The posters (like the one above) are meant to be steamy, and in a video ad I saw on the Strib's Web site, the dishy Valenti looks into the camera and says "I'm your Romeo" while the words "Sexy," "Riveting," and "Spectacular" appear below. Rohan Preston's preview for the Strib (which I would link to if the Strib were the New York Times) is titled "Beauty over beast," and in a video on the Strib site, Minnesota Opera artistic director Dale Johnson's first words are "The cast is full of bee-yoo-ti-ful young American singers.... Valenti is a tall, dark, and handsome tenor."
So, how's the opera? Pretty good, kind of weird, too long. I wish they had trimmed some fat from the first two acts. I wasn't familiar with the music (usually I know at least one aria from an opera) so it all kind of ran together for me over three hours with two intermissions. The sets—buildings and parts of buildings that rumbled back and forth, with projections of statues, water, clouds, and candles—were initially interesting, ultimately distracting. I didn't get the dancers in their gauzy dresses and mannered poses.
Valenti and Dehn are both wonderful singers, but there isn't any chemistry between them. Dehn's costumes added random tension to the production; more than once it looked as if she might fall out of her dress, and if there's anyone who should not scamper across the stage wearing a low-cut gown, it's Dehn. The staging of the bedroom scene was in questionable taste. Dehn showed too much cleavage, Valenti wore a nightshirt over naked legs, they rolled around on rumpled sheets and pillows, and I'm sure the people sitting at stage right saw a lot more than we did at stage left, making me even more grateful for the seats we had.

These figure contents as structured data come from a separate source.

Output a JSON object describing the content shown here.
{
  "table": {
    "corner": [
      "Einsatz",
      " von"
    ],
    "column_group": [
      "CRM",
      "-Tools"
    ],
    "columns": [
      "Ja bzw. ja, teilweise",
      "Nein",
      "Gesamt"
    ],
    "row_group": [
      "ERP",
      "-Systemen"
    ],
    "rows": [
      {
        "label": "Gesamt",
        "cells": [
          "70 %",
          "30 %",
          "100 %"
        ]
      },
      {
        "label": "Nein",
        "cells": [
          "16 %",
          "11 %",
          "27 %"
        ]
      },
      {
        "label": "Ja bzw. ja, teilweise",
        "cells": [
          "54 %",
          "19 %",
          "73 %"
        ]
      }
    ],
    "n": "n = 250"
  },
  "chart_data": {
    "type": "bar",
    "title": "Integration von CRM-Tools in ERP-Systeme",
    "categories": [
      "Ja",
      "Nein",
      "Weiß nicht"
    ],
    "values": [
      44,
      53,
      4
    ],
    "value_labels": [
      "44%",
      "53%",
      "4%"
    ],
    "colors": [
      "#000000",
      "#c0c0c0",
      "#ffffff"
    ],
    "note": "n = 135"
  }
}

But I liked it. I've liked opera since a distinguished visiting professor from Amsterdam took me to see the Metropolitan Opera perform the double bill of I Pagliacci and Cavalleria Rusticana at Northrop Auditorium back in the day when the Met came to town. As the final curtain fell, I turned to say thanks and saw he had tears streaming down his face. I knew then there must be something to this wildly excessive and histrionic art form. I hope I hear Valenti sing again someday, and Dehn too, in more flattering clothes.